We also need to remove images, the source of which is not a link.

In doing so, we should not be tied specifically to this image and to this location on the page.

Let's get started. First we need to create a basic rule that will work for all images on the page:

from html_processor import (
    HtmlProcessor,
    TagRule,
)


class ImageRule(TagRule):
    tag = 'img'


def process():
    source_html = open('heroes.html').read()
    processor = HtmlProcessor(source_html, rules=[ImageRule])

    with open('enhanced-heroes.html', 'w') as file:
        file.write(repr(processor))


if __name__ == '__main__':
    process()

If we run the script now, you will see that nothing has changed (except the formatting).

That's because we didn't describe how we should change the image tags.

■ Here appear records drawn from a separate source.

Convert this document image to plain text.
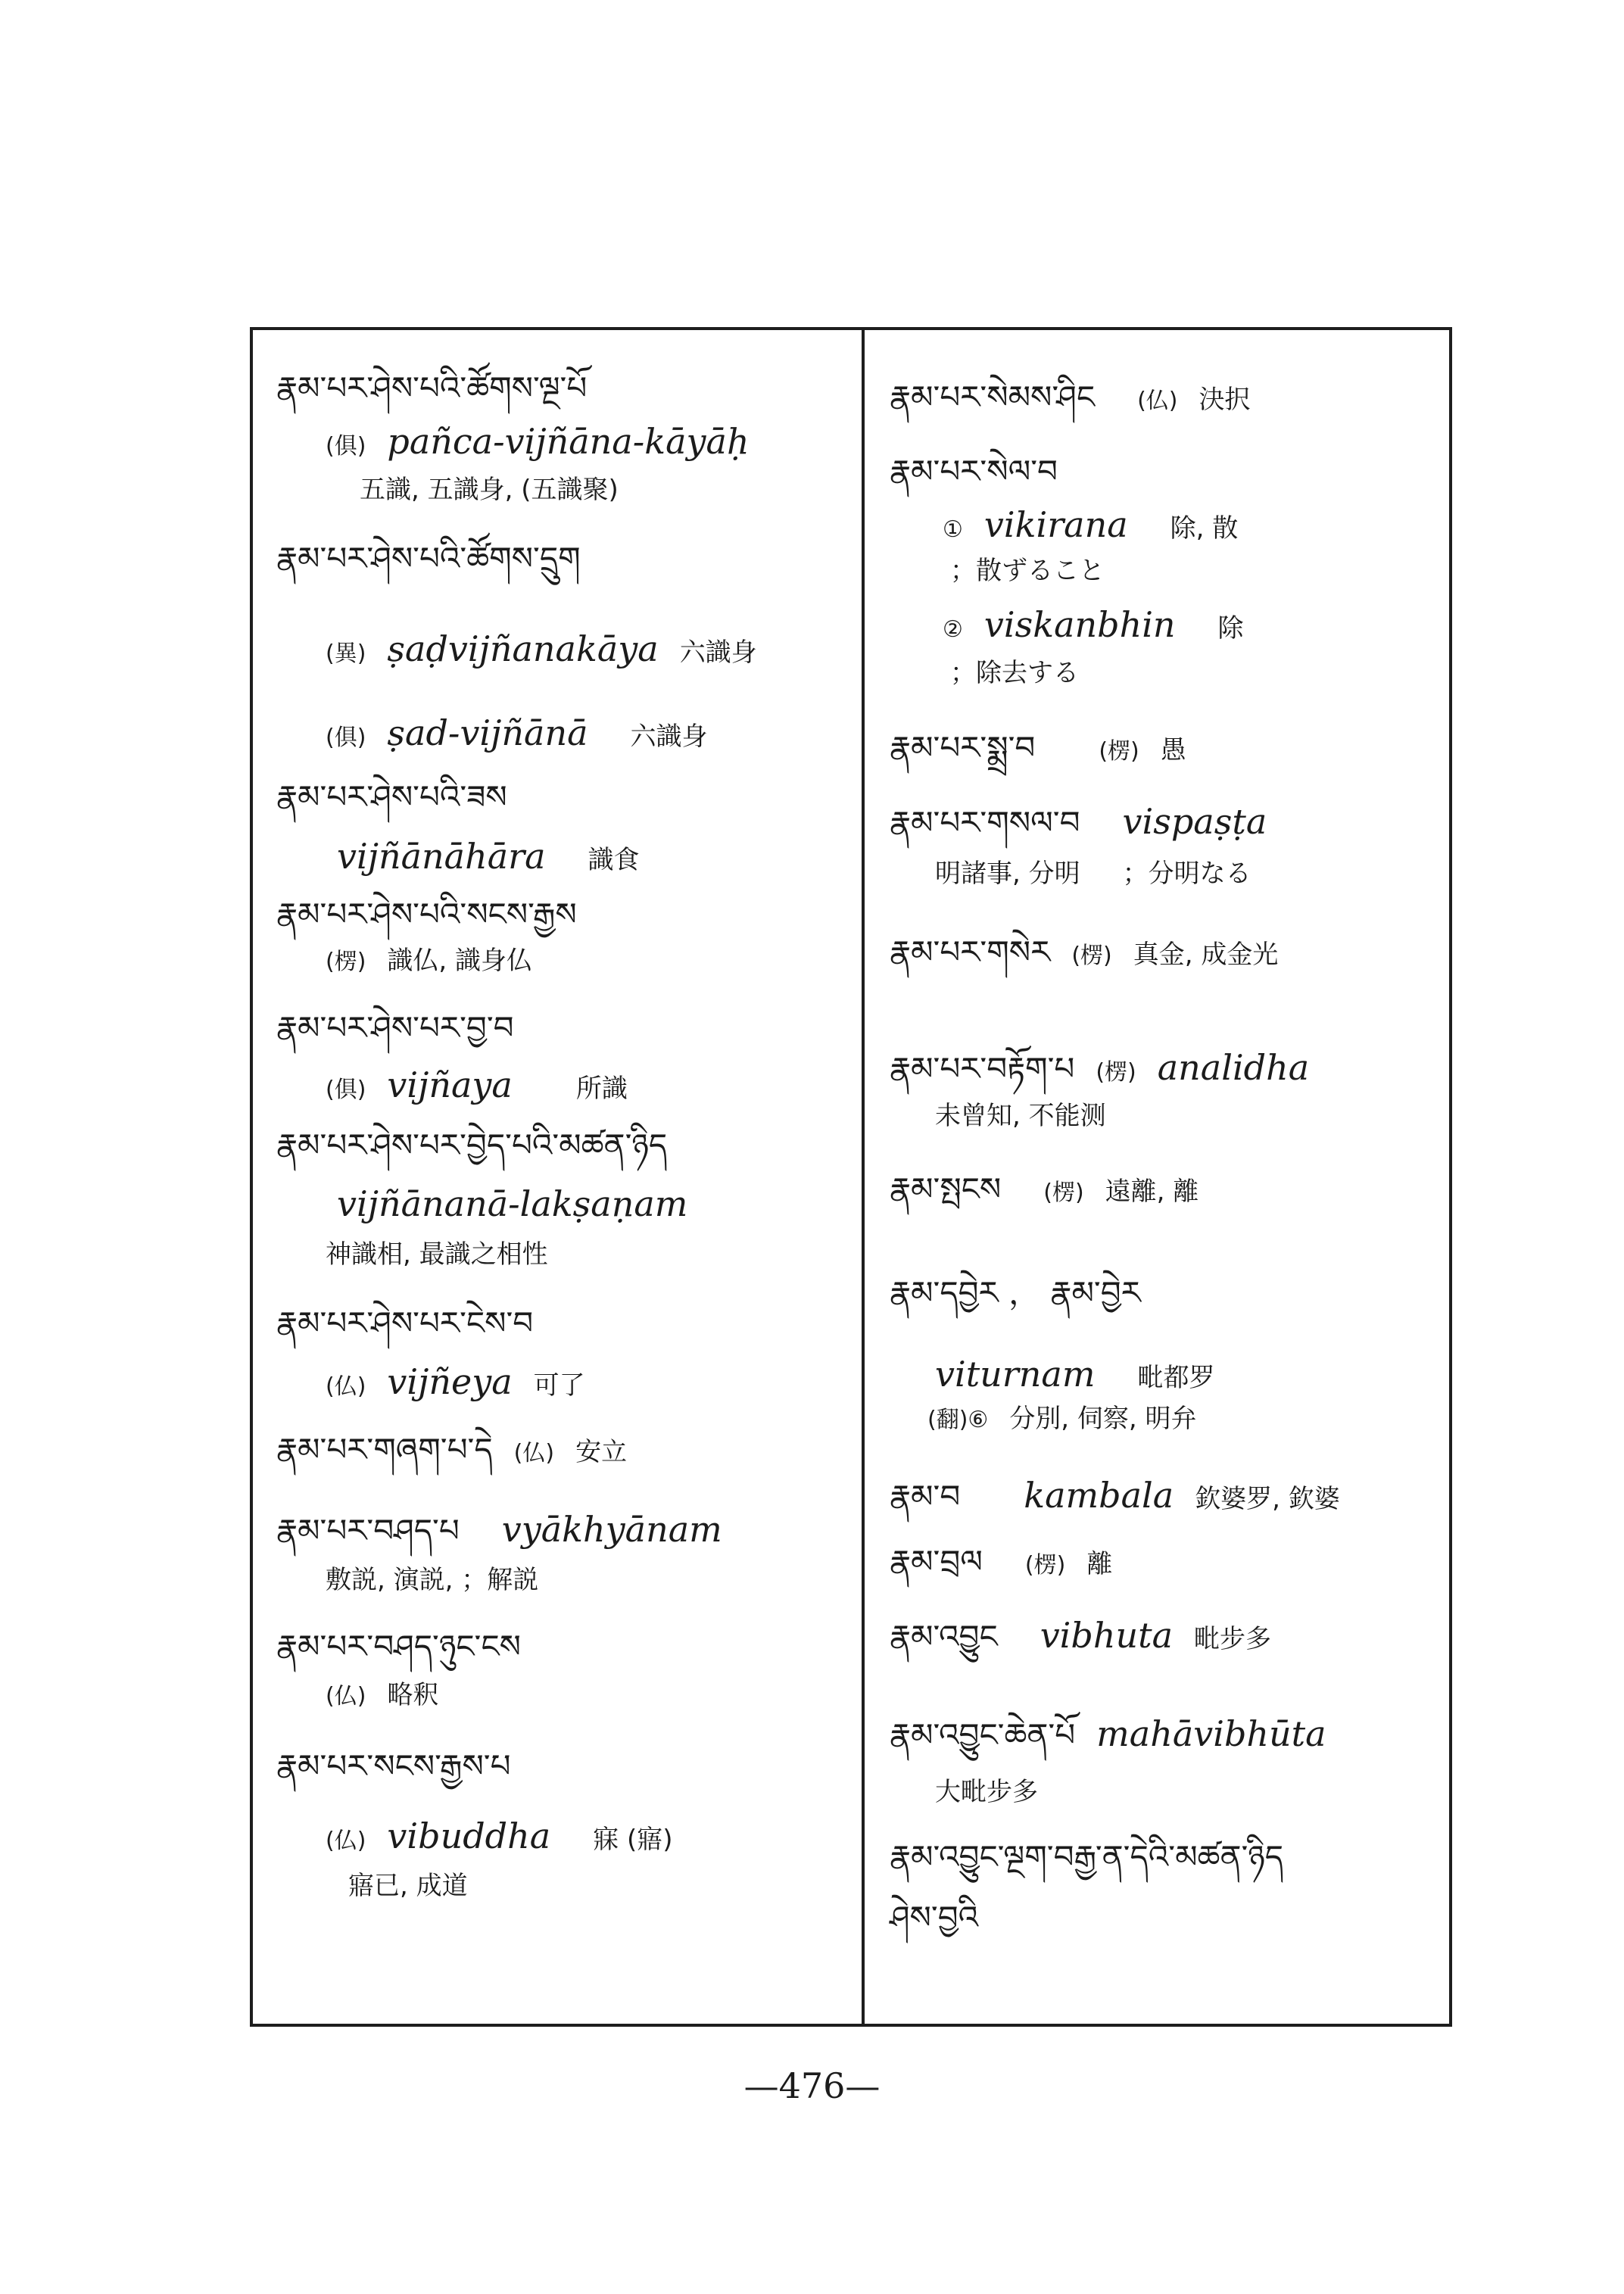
རྣམ་པར་ཤེས་པའི་ཚོགས་ལྔ་པོ
(俱) pañca-vijñāna-kāyāḥ
五識, 五識身, (五識聚)
རྣམ་པར་ཤེས་པའི་ཚོགས་དྲུག
(異) ṣaḍvijñanakāya 六識身
(俱) ṣad-vijñānā 六識身
རྣམ་པར་ཤེས་པའི་ཟས
vijñānāhāra 識食
རྣམ་པར་ཤེས་པའི་སངས་རྒྱས
(楞) 識仏, 識身仏
རྣམ་པར་ཤེས་པར་བྱ་བ
(俱) vijñaya 所識
རྣམ་པར་ཤེས་པར་བྱེད་པའི་མཚན་ཉིད
vijñānanā-lakṣaṇam
神識相, 最識之相性
རྣམ་པར་ཤེས་པར་ངེས་བ
(仏) vijñeya 可了
རྣམ་པར་གཞག་པ་དེ (仏) 安立
རྣམ་པར་བཤད་པ vyākhyānam
敷説, 演説, ；解説
རྣམ་པར་བཤད་ཉུང་ངས
(仏) 略釈
རྣམ་པར་སངས་རྒྱས་པ
(仏) vibuddha 寐 (寤)
寤已, 成道
རྣམ་པར་སེམས་ཤིང (仏) 決択
རྣམ་པར་སེལ་བ
① vikirana 除, 散
；散ずること
② viskanbhin 除
；除去する
རྣམ་པར་སྨྲ་བ	(楞) 愚
རྣམ་པར་གསལ་བ vispaṣṭa
明諸事, 分明 ；分明なる
རྣམ་པར་གསེར (楞) 真金, 成金光
རྣམ་པར་བརྟོག་པ (楞) analidha
未曾知, 不能测
རྣམ་སྤངས (楞) 遠離, 離
རྣམ་དབྱེར ， རྣམ་བྱེར
viturnam 毗都罗
(翻)⑥ 分別, 伺察, 明弁
རྣམ་བ kambala 欽婆罗, 欽婆
རྣམ་བྲལ (楞) 離
རྣམ་འབྱུང vibhuta 毗步多
རྣམ་འབྱུང་ཆེན་པོ mahāvibhūta
大毗步多
རྣམ་འབྱུང་ལྔག་བརྒྱ་ན་དེའི་མཚན་ཉིད
ཤེས་བྱའི
—476—
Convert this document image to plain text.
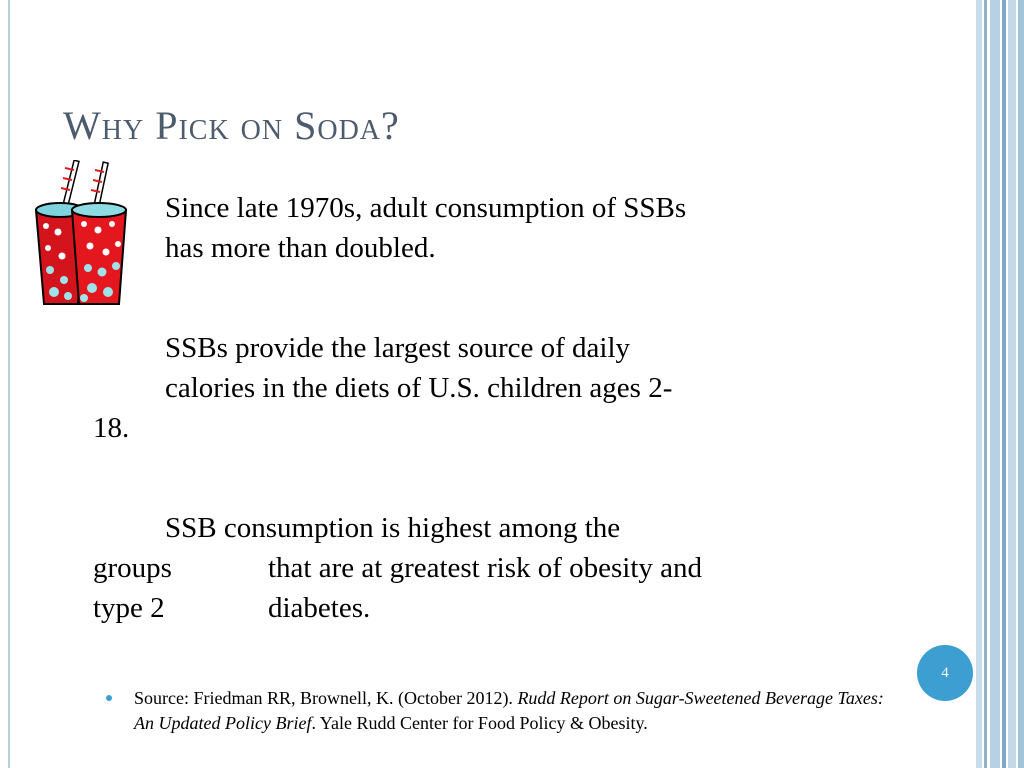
Why Pick on Soda?
Since late 1970s, adult consumption of SSBs
has more than doubled.
SSBs provide the largest source of daily
calories in the diets of U.S. children ages 2-
18.
SSB consumption is highest among the
groups	that are at greatest risk of obesity and
type 2	diabetes.
4
Source: Friedman RR, Brownell, K. (October 2012). Rudd Report on Sugar-Sweetened Beverage Taxes: An Updated Policy Brief. Yale Rudd Center for Food Policy & Obesity.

Let's do this:

...
class ImageRule(TagRule):
    tag = 'img'

    rotations = (
        1,
        1.5,
        2,
        3,
    )
    sources = (
        (1024, 1280),
        (768, 1024),
    )
    default_width = 768

    def get_new_tag(self, attributes, contents=None):
        src = attributes.get('src', '')
        picture = self.create_tag('picture')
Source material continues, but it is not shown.